World’s largest seaplane unveiled by Chinese state company
China has completed the production of the world’s largest amphibious aircraft. The plane, dubbed theAG600, was unveiled by the state-owned Aviation Industry Corporation of China (AVIC). The aircraft, which has a maximum range of 4,500 km, is intended for fighting forest fires and performing marine rescues.
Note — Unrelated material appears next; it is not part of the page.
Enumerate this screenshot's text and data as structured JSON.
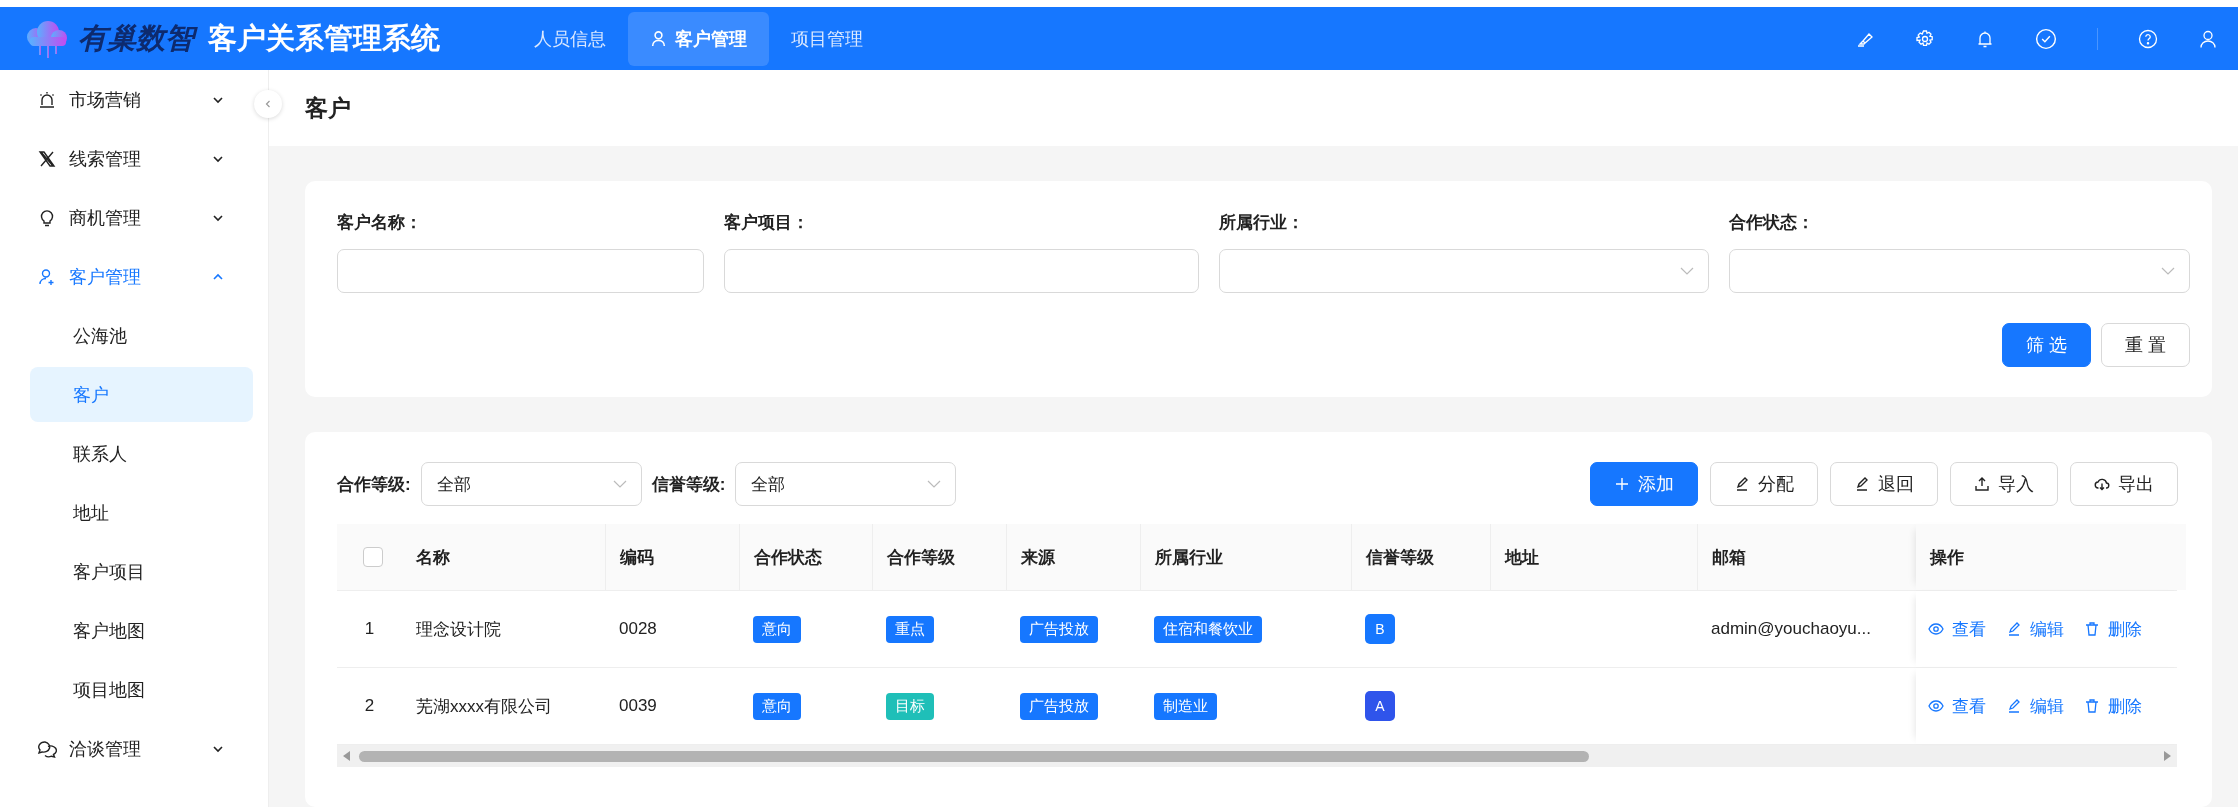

At around the size of a Boeing 737, it is far larger than any other plane built for marine take-off and landing.
NGOs have to Register with NITI Aayog for Grants
Stepping up its scrutiny of NGOs, especially their financial dealings, the Centre has made obtaining unique identification numbers and registering them on the NITI Aayog portal, including the details of the Aadhaar and PAN numbers of all their trustees and office- bearers, mandatory for them to apply for grants from any ministry. In this regard, all ministries have been directed to process the proposal for grants and releases to the NGOs only through the Aayog’s portal. Also, as per the latest decision, managers, directors, board members of NGOs will have to declare their personal assets, jewellery, cash, moveable and immoveable property by July 31. They will also be subject to rules and regulations for government officials under the Prevention of Corruption Act.
Dark Matter Remains Elusive
The world’s most sensitive dark matter detector, Large Underground Xenon (LUX), has failed to yield any trace of the elusive substance, dark matter, thought to account for more than four-fifths of the mass of the universe, even after 20 months of operation. The Large Underground Xenon (LUX) dark matter experiment, which operates beneath a mile of rock at the Sanford Underground Research Facility in the Black Hills of South Dakota, U.S., has completed its silent search for the missing matter of the universe. Dark matter is thought to account for more than four-fifths of the mass in the universe. Scientists are confident of its existence because the effects of its gravity can be seen in the rotation of galaxies and in the way light bends as it travels through the universe.